When someone is victimized by a privacy breach, it is critical for that person to have the resources to address and remedy any resultant harms.  Too often, victims of modern privacy breaches, including for example, online defamation, online harassment and/or cyber-impersonation, are left feeling helpless and frustrated.   This should not be and need not be the case and laws should be created to empower victims of privacy abuses.  One way to empower victims is to ensure that victims can turn to informed and knowledgeable law enforcement personnel who have the resources to locate online abusers and bring them to justice.  Another example of legislation that would empower victims of modern privacy abuses would be to make it easier for victims of privacy crimes to achieve anonymity.  Victims of privacy crimes, such as stalking or harassment, may have a legitimate need to hide their location information out concern for their personal safety. Currently, it is difficult to achieve anonymity as a result of online data brokers and public record laws.  By expanding address confidentiality programs, victims of privacy crimes would be able to assert their Right to Privacy and achieve the peace of mind they deserve.

Encourage Technological Solutions

Modern technology is just as a much a tool for protecting privacy as it is a weapon to cause privacy abuses.  That being said, legislators should not afraid to utilize technology for solving privacy concerns.  For example, the issue of online data brokers has gained recent attention.  Online data brokers now collect a wealth of personal information about each American and distribute this information over the Internet.  Ironically, data brokers often possess and distribute the same information that would be subject to notification when a company experiences a security breach.

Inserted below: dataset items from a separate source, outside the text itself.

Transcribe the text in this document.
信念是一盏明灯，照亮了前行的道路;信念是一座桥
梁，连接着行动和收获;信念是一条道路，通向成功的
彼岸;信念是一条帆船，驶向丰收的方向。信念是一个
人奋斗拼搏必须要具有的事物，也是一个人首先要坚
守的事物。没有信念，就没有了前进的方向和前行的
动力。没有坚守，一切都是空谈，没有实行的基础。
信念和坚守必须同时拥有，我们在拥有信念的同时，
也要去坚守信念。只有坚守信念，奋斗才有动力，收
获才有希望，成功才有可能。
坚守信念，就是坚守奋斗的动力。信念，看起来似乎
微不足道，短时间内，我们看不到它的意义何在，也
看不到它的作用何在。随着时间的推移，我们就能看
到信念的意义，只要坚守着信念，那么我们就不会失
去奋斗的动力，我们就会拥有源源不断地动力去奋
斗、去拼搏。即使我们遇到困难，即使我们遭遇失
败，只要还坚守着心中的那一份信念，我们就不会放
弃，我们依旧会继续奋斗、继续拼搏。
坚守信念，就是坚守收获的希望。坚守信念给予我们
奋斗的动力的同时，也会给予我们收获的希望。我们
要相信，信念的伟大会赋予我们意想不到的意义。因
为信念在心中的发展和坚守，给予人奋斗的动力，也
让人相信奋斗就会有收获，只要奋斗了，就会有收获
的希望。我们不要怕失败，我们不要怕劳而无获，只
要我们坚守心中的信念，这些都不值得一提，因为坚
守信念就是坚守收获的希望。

Legislation has been introduced in Congress to address Data Brokers, including the Data Broker Accountability and Transparency Act.  The proposed bill would require that data brokers establish procedures to ensure the accuracy of the information it collects and provide access to consumers to review information collected about them.  In addition, the law would allow consumers to opt-out of having their information use for marketing purposes and calls for the establishment of a central website that would list data brokers subject to the law.  The Data Broker Accountability and Transparency Act could be improved by using technology to create a Do-Not Collect Registry patterned on the Do-Not Call Registry.  In that case, technology would both be the source of the problem (data brokers) and the solution to the problem (Do-Not Collect Registry).

In the modern Age, privacy is increasingly important but harder to achieve.  Other privacy organizations are typically subject driven, focusing on for example, government surveillance, data rights or revenge porn.  The Privacy Initiative is result focused.  It is the ultimate goal of the Privacy Initiative to ensure the Right to Privacy can still be achieved in the twenty-first century.